Les entreprises qui ont intégré les exosquelettes dans leurs processus font état d’améliorations notables :
- Des cycles de travail plus longs sans baisse de performance physique,
- Une réduction des temps de récupération entre les tâches,
- Une baisse des erreurs induites par la fatigue,
- Une satisfaction accrue des employés, améliorant leur rétention.
Dans certains cas, la productivité individuelle des opérateurs a augmenté de 10 % à 15 %, selon les données publiées par des industriels du secteur tels que German Bionic et Hilti.
Quels types d’exosquelettes pour la logistique ?
Le choix de l’exosquelette dépend des tâches à effectuer dans l’environnement logistique. Plusieurs types de produits ciblent des besoins spécifiques :
- Exosquelettes lombaires : conçus pour soulager le bas du dos lors des flexions et soulèvements fréquents. Exemples : Laevo, Japet.W.
- Exosquelettes des membres supérieurs : utiles pour les opérations de levage des bras ou les tâches au-dessus de la tête (stockage en hauteur). Exemples : Skelex, Hilti EXO-O1.
- Exosquelettes complets motorisés : plus adaptés aux environnements industriels lourds, peu fréquents en logistique traditionnelle du fait de leur coût et de leur encombrement.
Pour les exploitants logistiques, le plus courant reste l’exosquelette passif, qui nécessite peu ou pas de maintenance et qui est également plus économique à l’achat – avec des prix d’entrée de gamme à partir de 1 500 € par unité.

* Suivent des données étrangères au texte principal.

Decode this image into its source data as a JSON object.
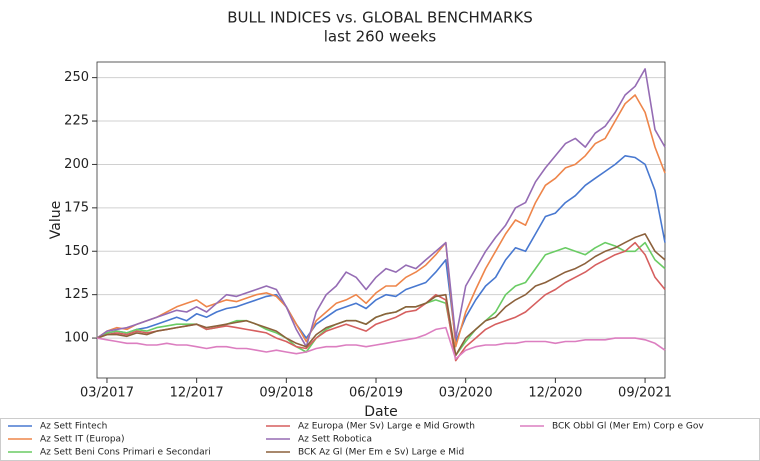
{
  "chart_data": {
    "type": "line",
    "title": "BULL INDICES vs. GLOBAL BENCHMARKS",
    "subtitle": "last 260 weeks",
    "x_label": "Date",
    "y_label": "Value",
    "grid": true,
    "legend": "below",
    "x": [
      "2017-02",
      "2017-03",
      "2017-04",
      "2017-05",
      "2017-06",
      "2017-07",
      "2017-08",
      "2017-09",
      "2017-10",
      "2017-11",
      "2017-12",
      "2018-01",
      "2018-02",
      "2018-03",
      "2018-04",
      "2018-05",
      "2018-06",
      "2018-07",
      "2018-08",
      "2018-09",
      "2018-10",
      "2018-11",
      "2018-12",
      "2019-01",
      "2019-02",
      "2019-03",
      "2019-04",
      "2019-05",
      "2019-06",
      "2019-07",
      "2019-08",
      "2019-09",
      "2019-10",
      "2019-11",
      "2019-12",
      "2020-01",
      "2020-02",
      "2020-03",
      "2020-04",
      "2020-05",
      "2020-06",
      "2020-07",
      "2020-08",
      "2020-09",
      "2020-10",
      "2020-11",
      "2020-12",
      "2021-01",
      "2021-02",
      "2021-03",
      "2021-04",
      "2021-05",
      "2021-06",
      "2021-07",
      "2021-08",
      "2021-09",
      "2021-10",
      "2021-11"
    ],
    "xlim": [
      "2017-02",
      "2021-11"
    ],
    "xticks": [
      {
        "value": "2017-03",
        "label": "03/2017"
      },
      {
        "value": "2017-12",
        "label": "12/2017"
      },
      {
        "value": "2018-09",
        "label": "09/2018"
      },
      {
        "value": "2019-06",
        "label": "06/2019"
      },
      {
        "value": "2020-03",
        "label": "03/2020"
      },
      {
        "value": "2020-12",
        "label": "12/2020"
      },
      {
        "value": "2021-09",
        "label": "09/2021"
      }
    ],
    "ylim": [
      77,
      259
    ],
    "yticks": [
      100,
      125,
      150,
      175,
      200,
      225,
      250
    ],
    "series": [
      {
        "name": "Az Sett Fintech",
        "color": "#4878d0",
        "values": [
          100,
          103,
          104,
          103,
          105,
          106,
          108,
          110,
          112,
          110,
          114,
          112,
          115,
          117,
          118,
          120,
          122,
          124,
          125,
          118,
          108,
          100,
          108,
          112,
          116,
          118,
          120,
          117,
          122,
          125,
          124,
          128,
          130,
          132,
          138,
          145,
          98,
          112,
          122,
          130,
          135,
          145,
          152,
          150,
          160,
          170,
          172,
          178,
          182,
          188,
          192,
          196,
          200,
          205,
          204,
          200,
          185,
          155
        ]
      },
      {
        "name": "Az Sett IT (Europa)",
        "color": "#ee854a",
        "values": [
          100,
          104,
          106,
          105,
          108,
          110,
          112,
          115,
          118,
          120,
          122,
          118,
          120,
          122,
          121,
          123,
          125,
          126,
          124,
          118,
          108,
          98,
          110,
          115,
          120,
          122,
          125,
          120,
          126,
          130,
          130,
          135,
          138,
          142,
          148,
          155,
          95,
          115,
          128,
          140,
          150,
          160,
          168,
          165,
          178,
          188,
          192,
          198,
          200,
          205,
          212,
          215,
          225,
          235,
          240,
          230,
          210,
          195
        ]
      },
      {
        "name": "Az Sett Beni Cons Primari e Secondari",
        "color": "#6acc64",
        "values": [
          100,
          103,
          104,
          103,
          105,
          104,
          106,
          107,
          108,
          108,
          108,
          105,
          106,
          108,
          110,
          110,
          108,
          105,
          103,
          100,
          95,
          92,
          100,
          105,
          108,
          110,
          110,
          108,
          112,
          114,
          115,
          118,
          118,
          120,
          122,
          120,
          90,
          98,
          105,
          110,
          115,
          125,
          130,
          132,
          140,
          148,
          150,
          152,
          150,
          148,
          152,
          155,
          153,
          150,
          150,
          155,
          145,
          140
        ]
      },
      {
        "name": "Az Europa (Mer Sv) Large e Mid Growth",
        "color": "#d65f5f",
        "values": [
          100,
          102,
          103,
          102,
          104,
          103,
          104,
          105,
          106,
          107,
          108,
          105,
          106,
          107,
          106,
          105,
          104,
          103,
          100,
          98,
          95,
          94,
          100,
          104,
          106,
          108,
          106,
          104,
          108,
          110,
          112,
          115,
          116,
          120,
          125,
          122,
          87,
          95,
          100,
          105,
          108,
          110,
          112,
          115,
          120,
          125,
          128,
          132,
          135,
          138,
          142,
          145,
          148,
          150,
          155,
          148,
          135,
          128
        ]
      },
      {
        "name": "Az Sett Robotica",
        "color": "#956cb4",
        "values": [
          100,
          104,
          105,
          106,
          108,
          110,
          112,
          114,
          116,
          115,
          118,
          115,
          120,
          125,
          124,
          126,
          128,
          130,
          128,
          118,
          105,
          95,
          115,
          125,
          130,
          138,
          135,
          128,
          135,
          140,
          138,
          142,
          140,
          145,
          150,
          155,
          100,
          130,
          140,
          150,
          158,
          165,
          175,
          178,
          190,
          198,
          205,
          212,
          215,
          210,
          218,
          222,
          230,
          240,
          245,
          255,
          220,
          210
        ]
      },
      {
        "name": "BCK Az Gl (Mer Em e Sv) Large e Mid",
        "color": "#8c613c",
        "values": [
          100,
          102,
          102,
          101,
          103,
          102,
          104,
          105,
          106,
          107,
          108,
          106,
          107,
          108,
          109,
          110,
          108,
          106,
          104,
          100,
          97,
          95,
          102,
          106,
          108,
          110,
          110,
          108,
          112,
          114,
          115,
          118,
          118,
          120,
          124,
          125,
          90,
          100,
          105,
          110,
          112,
          118,
          122,
          125,
          130,
          132,
          135,
          138,
          140,
          143,
          147,
          150,
          152,
          155,
          158,
          160,
          150,
          145
        ]
      },
      {
        "name": "BCK Obbl Gl (Mer Em) Corp e Gov",
        "color": "#dc7ec0",
        "values": [
          100,
          99,
          98,
          97,
          97,
          96,
          96,
          97,
          96,
          96,
          95,
          94,
          95,
          95,
          94,
          94,
          93,
          92,
          93,
          92,
          91,
          92,
          94,
          95,
          95,
          96,
          96,
          95,
          96,
          97,
          98,
          99,
          100,
          102,
          105,
          106,
          88,
          93,
          95,
          96,
          96,
          97,
          97,
          98,
          98,
          98,
          97,
          98,
          98,
          99,
          99,
          99,
          100,
          100,
          100,
          99,
          97,
          93
        ]
      }
    ]
  }
}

Critères d’intégration dans les entrepôts logistiques
L’intégration réussie des exosquelettes dans un entrepôt repose sur plusieurs conditions :
- L’analyse ergonomique des postes : il est essentiel d’identifier les tâches les plus à risque pour définir les profils d’utilisateurs pertinents.
- La formation des opérateurs : même si la prise en main est intuitive, un accompagnement est requis pour garantir une utilisation optimale et sécurisée du dispositif.
- Le suivi d’efficacité : mesurer l’impact réel sur la santé et la productivité permet de justifier l’investissement et d’ajuster les procédures si nécessaire.
Certains prestataires proposent même des audits ergonomiques complets pour accompagner les entreprises dans ce changement organisationnel.
Retour d’expérience : vers une standardisation des exosquelettes en logistique ?
Des groupes comme Volkswagen, DB Schenker ou Decathlon ont expérimenté l’usage des exosquelettes dans leurs entrepôts. Les retours sont majoritairement positifs, notamment chez les opérateurs ayant des antécédents de douleurs chroniques. Toutefois, les responsables HSE soulignent l’importance de contextualiser cet outil : l’exosquelette n’est pas une solution universelle, mais un complément à une politique de prévention globale incluant l’ergonomie des postes, la formation aux gestes et postures, et la limitation des charges.
À mesure que les technologies évoluent et que les prix baissent, les exosquelettes pourraient devenir des équipements standards dans les entrepôts de demain, au même titre que les gilets de sécurité ou les transpalettes électriques.
Perspectives d’avenir pour les exosquelettes industriels
Le marché mondial des exosquelettes est en pleine expansion, avec une croissance estimée à 42 % par an selon le rapport MarketsandMarkets, pour atteindre 5,8 milliards de dollars d’ici 2028. En Europe, la logistique figure parmi les segments porteurs aux côtés du bâtiment et de l’industrie manufacturière.
À court terme, la miniaturisation des composants, l’augmentation de l’autonomie des exosquelettes actifs et l’intégration de capteurs connectés vont renforcer leur ergonomie et leur valeur ajoutée. Les données collectées pourraient même, demain, alimenter des systèmes d’amélioration continue dans les entrepôts grâce à l’analyse des mouvements et à la détection précoce des risques de fatigue.
Les directions logistiques qui souhaitent maintenir leur compétitivité devraient donc envisager les exosquelettes comme un investissement stratégique, à la croisée de la santé au travail, de la performance opérationnelle et de l’innovation industrielle.